Последнее лето в Сибири. Белокуриха. Инна шьет распашонку. Она вышивает на приданом букву «О». Если будет девочка, понятно, это будет Ольга. А если мальчик? Какое же мужское имя на О? Что-то не припоминается. А-а! Олег! Ольга или Олег — древнерусские имена. На этот раз я не против девчонки, но если будет опять мальчишка, то Олег Александрович — это отлично! Но жене еще надо сдать государственные экзамены — тогда они были почему-то осенью (август — сентябрь). А тут переезд. Мне необходимо быть в Ленинграде к началу учебного года, следовательно, я должен ехать один, «а ты уж сдашь, родишь и переедешь».
Я желаю Инне успешно родить, сдать, переехать (ее мать, вызванная из Ленинграда, ей, конечно, поможет; Елена Калинишна — человек верный и практичный), а сам сажусь в скорый поезд в Москву, а оттуда прибываю в Ленинград. Сибирь кончилась! Пожили там хорошо, впереди — волнующие перспективы дальнейшей работы. Мне уже 38 лет (август 1938 года) — через месяц будет 39. Мало? Много?
3 сентября я получаю телеграмму: Олег Александрович!
Через несколько дней я встречаю нового доктора — мою жену, с маленьким чудным новым бебе, с двумя вагонами книг и вещей и с дипломом об окончании института.

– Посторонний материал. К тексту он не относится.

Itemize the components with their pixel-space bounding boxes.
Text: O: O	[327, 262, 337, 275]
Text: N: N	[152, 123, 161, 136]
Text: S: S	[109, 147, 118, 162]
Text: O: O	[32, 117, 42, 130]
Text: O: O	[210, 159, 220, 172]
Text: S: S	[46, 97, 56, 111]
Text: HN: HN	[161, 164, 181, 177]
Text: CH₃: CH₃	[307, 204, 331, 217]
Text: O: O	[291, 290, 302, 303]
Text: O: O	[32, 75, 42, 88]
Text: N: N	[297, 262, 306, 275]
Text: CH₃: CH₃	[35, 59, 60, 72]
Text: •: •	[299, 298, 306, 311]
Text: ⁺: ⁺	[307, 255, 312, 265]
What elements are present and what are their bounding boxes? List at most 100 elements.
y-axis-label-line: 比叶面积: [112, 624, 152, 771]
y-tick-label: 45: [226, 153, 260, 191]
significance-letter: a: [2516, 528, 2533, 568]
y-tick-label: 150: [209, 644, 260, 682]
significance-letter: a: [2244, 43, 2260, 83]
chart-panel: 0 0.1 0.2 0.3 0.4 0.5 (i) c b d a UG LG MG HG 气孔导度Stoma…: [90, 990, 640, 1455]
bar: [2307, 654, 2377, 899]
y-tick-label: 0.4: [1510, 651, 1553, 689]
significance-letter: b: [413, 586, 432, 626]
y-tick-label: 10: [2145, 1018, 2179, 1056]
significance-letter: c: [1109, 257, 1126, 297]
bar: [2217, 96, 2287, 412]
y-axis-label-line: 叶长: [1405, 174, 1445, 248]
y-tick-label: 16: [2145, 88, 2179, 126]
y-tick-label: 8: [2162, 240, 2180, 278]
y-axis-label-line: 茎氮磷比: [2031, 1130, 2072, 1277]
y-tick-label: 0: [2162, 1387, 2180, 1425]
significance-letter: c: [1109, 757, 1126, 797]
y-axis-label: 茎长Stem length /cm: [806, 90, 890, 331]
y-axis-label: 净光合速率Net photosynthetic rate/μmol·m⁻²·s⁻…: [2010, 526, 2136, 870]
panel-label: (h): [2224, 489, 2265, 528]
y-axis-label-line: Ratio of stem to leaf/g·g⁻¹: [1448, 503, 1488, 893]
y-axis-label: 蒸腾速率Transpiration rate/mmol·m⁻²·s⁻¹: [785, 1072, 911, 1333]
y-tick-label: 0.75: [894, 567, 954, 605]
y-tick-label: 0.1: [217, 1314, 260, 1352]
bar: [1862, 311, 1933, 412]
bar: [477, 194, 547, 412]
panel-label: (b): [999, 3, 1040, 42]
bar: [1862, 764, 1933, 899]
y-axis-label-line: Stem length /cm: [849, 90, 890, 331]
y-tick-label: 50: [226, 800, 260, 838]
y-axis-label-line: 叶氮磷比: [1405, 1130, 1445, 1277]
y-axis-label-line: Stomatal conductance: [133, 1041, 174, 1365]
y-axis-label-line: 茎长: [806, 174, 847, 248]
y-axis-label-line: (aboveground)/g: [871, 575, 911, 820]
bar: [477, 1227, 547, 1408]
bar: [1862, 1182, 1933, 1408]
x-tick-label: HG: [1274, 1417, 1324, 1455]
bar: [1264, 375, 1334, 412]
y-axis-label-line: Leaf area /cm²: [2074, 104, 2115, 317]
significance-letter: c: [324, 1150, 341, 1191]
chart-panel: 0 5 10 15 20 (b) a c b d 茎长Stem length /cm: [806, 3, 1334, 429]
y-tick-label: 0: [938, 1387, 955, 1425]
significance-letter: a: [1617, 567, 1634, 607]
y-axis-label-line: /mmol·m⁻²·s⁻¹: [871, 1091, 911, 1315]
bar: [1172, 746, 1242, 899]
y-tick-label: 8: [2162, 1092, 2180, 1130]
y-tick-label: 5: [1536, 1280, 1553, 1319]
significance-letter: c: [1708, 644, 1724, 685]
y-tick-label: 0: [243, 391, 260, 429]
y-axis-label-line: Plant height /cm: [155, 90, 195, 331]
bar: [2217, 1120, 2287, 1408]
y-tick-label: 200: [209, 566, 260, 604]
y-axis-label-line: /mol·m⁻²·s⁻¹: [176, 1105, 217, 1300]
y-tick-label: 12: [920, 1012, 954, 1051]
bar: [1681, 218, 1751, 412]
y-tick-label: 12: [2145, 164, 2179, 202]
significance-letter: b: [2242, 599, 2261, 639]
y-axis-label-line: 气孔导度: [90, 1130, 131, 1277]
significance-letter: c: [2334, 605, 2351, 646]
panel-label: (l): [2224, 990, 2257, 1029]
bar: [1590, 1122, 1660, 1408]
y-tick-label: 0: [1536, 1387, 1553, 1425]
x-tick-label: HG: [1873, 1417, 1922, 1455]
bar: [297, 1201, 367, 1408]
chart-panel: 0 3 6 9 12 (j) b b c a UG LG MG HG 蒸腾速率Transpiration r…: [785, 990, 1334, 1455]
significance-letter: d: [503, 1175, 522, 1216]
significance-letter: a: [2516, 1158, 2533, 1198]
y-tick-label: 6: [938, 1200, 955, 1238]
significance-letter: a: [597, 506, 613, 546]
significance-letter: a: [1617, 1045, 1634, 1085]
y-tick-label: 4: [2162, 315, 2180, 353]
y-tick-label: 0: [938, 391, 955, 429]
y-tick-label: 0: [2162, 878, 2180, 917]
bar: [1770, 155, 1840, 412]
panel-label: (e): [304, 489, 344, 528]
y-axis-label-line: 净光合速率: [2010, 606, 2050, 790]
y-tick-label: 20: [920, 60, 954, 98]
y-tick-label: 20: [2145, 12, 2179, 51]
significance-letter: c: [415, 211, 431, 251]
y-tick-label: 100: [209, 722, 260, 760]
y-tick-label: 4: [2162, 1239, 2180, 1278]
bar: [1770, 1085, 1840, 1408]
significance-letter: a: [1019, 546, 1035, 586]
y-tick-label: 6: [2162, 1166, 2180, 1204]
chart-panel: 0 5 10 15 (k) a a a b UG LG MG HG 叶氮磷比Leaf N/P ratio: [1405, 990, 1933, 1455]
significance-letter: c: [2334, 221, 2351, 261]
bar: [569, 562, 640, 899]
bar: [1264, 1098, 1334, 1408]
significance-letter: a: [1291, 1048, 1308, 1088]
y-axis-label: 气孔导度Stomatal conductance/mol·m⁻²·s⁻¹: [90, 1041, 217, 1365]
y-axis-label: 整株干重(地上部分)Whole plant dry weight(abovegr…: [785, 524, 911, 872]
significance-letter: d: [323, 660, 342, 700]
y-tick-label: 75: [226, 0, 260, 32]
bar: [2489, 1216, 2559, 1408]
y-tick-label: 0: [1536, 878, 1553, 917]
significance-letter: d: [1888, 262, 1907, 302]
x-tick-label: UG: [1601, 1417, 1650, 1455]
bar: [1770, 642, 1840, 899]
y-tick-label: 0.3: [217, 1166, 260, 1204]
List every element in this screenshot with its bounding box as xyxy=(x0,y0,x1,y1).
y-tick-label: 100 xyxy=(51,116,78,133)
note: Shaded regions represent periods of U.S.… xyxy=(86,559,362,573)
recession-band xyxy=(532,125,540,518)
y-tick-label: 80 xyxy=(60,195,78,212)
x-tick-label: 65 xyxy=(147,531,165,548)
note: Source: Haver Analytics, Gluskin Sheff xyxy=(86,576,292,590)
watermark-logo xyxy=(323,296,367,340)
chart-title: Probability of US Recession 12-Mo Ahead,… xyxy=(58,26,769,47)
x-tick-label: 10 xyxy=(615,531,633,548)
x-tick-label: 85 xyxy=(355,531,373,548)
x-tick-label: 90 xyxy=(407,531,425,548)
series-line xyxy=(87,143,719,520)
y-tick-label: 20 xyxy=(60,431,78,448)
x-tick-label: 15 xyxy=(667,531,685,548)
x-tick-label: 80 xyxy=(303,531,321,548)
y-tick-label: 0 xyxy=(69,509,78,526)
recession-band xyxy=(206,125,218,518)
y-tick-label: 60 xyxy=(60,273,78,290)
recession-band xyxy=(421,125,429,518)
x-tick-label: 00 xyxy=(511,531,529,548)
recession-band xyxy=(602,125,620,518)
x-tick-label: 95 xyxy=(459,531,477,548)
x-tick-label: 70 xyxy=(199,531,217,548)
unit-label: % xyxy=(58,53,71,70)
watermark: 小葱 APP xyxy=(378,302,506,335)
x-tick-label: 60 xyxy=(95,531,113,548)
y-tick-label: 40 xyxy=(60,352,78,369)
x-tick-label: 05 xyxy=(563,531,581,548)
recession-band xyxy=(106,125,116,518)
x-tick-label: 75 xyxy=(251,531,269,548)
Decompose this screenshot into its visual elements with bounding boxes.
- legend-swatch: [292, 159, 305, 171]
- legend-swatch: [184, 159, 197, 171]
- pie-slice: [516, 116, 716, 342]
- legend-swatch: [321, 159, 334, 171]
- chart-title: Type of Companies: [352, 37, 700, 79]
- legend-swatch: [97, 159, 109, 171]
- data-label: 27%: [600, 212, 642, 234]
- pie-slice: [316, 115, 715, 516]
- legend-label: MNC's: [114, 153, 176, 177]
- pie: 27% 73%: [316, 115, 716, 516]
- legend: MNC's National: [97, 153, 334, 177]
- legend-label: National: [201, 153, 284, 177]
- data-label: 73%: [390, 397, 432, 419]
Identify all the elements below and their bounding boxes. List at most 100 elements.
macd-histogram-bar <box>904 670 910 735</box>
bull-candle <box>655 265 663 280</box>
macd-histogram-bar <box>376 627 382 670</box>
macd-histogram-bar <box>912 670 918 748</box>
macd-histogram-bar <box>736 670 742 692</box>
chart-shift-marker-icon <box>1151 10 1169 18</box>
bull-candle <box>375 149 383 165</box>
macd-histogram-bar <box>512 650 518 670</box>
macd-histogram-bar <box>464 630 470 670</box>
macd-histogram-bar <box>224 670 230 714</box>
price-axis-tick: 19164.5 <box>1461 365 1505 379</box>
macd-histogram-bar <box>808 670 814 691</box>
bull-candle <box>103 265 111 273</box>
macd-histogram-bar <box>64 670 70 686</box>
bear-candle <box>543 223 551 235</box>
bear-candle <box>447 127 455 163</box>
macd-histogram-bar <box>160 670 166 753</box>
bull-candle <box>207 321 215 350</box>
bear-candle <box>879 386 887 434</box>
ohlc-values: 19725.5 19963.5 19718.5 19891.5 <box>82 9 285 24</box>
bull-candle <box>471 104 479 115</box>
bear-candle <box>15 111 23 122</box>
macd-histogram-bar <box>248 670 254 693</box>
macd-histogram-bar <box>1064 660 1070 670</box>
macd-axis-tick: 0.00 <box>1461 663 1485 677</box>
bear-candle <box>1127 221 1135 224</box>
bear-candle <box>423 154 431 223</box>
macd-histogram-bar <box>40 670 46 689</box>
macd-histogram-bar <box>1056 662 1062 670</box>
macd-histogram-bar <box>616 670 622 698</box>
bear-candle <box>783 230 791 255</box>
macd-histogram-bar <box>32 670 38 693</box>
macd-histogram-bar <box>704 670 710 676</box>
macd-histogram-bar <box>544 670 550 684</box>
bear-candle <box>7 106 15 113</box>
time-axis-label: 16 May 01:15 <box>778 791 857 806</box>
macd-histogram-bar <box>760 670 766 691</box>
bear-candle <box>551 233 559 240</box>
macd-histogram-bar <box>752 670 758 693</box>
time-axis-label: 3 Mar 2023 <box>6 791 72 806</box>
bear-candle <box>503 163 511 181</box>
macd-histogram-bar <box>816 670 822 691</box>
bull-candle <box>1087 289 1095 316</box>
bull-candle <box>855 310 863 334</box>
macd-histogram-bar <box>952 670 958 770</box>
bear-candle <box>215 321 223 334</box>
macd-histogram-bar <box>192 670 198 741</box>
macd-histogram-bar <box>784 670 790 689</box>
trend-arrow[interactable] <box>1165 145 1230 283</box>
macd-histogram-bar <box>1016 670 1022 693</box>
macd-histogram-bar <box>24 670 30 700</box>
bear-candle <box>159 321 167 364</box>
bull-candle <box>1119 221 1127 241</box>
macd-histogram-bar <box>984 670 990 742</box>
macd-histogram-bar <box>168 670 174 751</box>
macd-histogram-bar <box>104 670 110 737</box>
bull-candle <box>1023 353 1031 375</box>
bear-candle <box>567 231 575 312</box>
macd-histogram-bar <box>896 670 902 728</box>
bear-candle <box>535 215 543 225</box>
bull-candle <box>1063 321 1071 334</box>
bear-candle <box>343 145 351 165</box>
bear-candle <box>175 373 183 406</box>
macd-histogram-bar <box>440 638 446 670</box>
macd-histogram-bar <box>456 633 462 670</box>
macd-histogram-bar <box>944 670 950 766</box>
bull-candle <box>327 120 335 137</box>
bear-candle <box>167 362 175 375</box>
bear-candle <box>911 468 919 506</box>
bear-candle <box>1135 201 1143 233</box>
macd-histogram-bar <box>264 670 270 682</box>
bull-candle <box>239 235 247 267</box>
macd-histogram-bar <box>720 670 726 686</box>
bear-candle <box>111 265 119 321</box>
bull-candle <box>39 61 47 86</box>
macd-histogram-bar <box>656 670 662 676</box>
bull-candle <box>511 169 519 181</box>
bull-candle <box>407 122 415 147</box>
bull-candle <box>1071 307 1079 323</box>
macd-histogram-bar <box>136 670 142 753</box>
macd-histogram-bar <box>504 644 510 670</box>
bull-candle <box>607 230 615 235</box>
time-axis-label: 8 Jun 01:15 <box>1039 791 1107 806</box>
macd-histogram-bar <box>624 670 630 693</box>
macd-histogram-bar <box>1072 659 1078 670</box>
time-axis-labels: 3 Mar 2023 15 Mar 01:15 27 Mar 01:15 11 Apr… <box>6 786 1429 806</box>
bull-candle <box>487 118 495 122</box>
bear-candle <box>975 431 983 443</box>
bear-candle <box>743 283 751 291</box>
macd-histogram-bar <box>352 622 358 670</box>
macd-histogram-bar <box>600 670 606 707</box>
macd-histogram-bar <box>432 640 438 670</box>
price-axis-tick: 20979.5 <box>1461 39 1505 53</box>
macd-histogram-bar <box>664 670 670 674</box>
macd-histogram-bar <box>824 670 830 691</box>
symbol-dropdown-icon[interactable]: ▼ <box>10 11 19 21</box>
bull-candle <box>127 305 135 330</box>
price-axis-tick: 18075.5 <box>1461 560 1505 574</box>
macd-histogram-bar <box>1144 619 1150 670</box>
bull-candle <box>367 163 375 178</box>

Великая Отечественная война
По возвращении в Ленинград я стал работать параллельно в двух учреждениях: профессором кафедры в I ЛМИ (снова у Г. Ф. Ланга) и заведующим кафедрой факультетской терапии III Ленинградского медицинского института (III ЛМИ). В первом своем амплуа мне пришлось читать параллельный Г. Ф. Лангу курс вновь открытому морскому факультету. В самой же клинике я, не помню уже зачем, приходил на короткий срок не каждый день (и не знал, собственно, что делать: я считал эту свою должность совместительством временного, переходного характера, но целых два года так шло по инерции). «Своя» же клиника имела не очень важную базу — терапевтическое отделение больницы им. Урицкого (на Фонтанке).